Danka spojrzała na Lecha, któren był przyjechał z lotniska po powrocie z Rzymu i zapytała przyglądając mu się z troską.
-No co tam znowu nabroiłeś, że w kołko o tobie gadają w radiu i telewizorze?
Lechu postawił walizkę na kołkach i przysiadł w kuchni przy stole. Popatrzył przez okno i uśmiechnął się jak zobaczył srokę popychającą dziobem aluminiową puszkę
-Danuś, znowu się wywinąłem tym cwanym intygentom. Za bardzo chcieli mną manipulować. Najpierw jak dzieci były młode to się musiałem jakoś wywinąć w stoczni ubekom.
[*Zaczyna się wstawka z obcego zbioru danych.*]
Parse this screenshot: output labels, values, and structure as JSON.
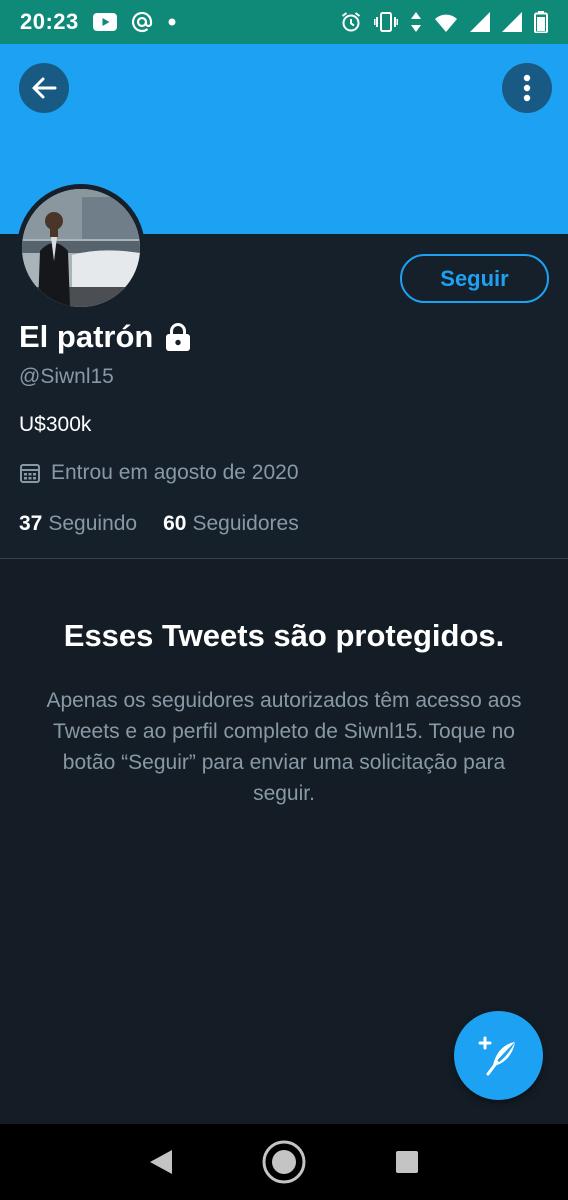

Potem po zwyciestwie Solidarności uciekłem Kuroniowi Michnikowi i Geremkowi, bo szantażowali mnie Bolkiem, a kazali mi grać z Kiszczakiem i Jaruzelskim w jednej drużynie. No bój się Boga! I potem jeszcze z Kwaśniewskim...Kręcili i kręcili. Trochę przy okazji zarobiłem na Noblu, ale oni zarobili tysiąc razy więcej i jeszcze chcieli mnie wysiudać. To ich pogoniłem. A teraz Donaldzik nie chciał naszemu Jarkowi pomóc i słuchał tylko tych młodych głupkow od pijarów arabskich, więc jak tylko Ganley złożył mi konkretną propozycję...
Danuśka przerwała z zaciekawieniem ugniatanie mielonych i zapytała.
-A ile ci w końcu dali? 50 tysięcy Euro? Tak dużo? Może kupimy ten domek na Kaszubach z jeziorkiem dla dzieci?
Wałęsa trochę się zamyślił i powiedział:
-Dali więcej i dadzą więcej, a chłopaki Tuska chcieli mnie zjeść i za chwilę wypluć jak im nie będę potrzebny. Za friko! Tak jak kiedyś Michniki, teraz Donaldziki. Traktują mnie jak jaką dziwkę portową, którą można wykorzystać i zostawić o głodzie i chłodzie w deszcz. Nie ze mną te numery Brunner!
Danka pogładziła go po głowie i przypomniała sobie, że dzwonił Prałat Jankowski zapraszając ich na obiad i powiedziała.
-Dzwonił ksiądz Jankowski i zapraszał nas na żeberka. Pójdziemy?
Lech spogladając przez okno znow dostrzegł srokę z jakimś łańcuszkiem w dziobie i się usmiechnął pod nosem.
-Jasne Danuś. Idziemy. Do prawdziwych przyjaciół zawsze! ...Pamiętasz, że kiedyś Kwasniewska posiała na urodzinach jakiś łańcuszek? Znalazł się?
Wałęsowa odpowiedziała.
- Nie i bałam się, że będzie jeszcze naszych gości o jakieś kradziejstwo posądzać. Pańcia stylowa!
Lechu zobaczył jak sroka odlatuje z łańcuszkiem błyszczacym w słońcu i pstryknął sobie palcem z radości. Potem otworzył sobie kapslowaną Oranżadę, pamiątkę z młodości, którą mu dowożą z Oliwy co tydzień. W szklance bąbelki wesoło skakały i poczuł słodki zapach dzieciństwa, młodości, kościoła, chrzcielnicy i pachnących wiosną dziewcząt.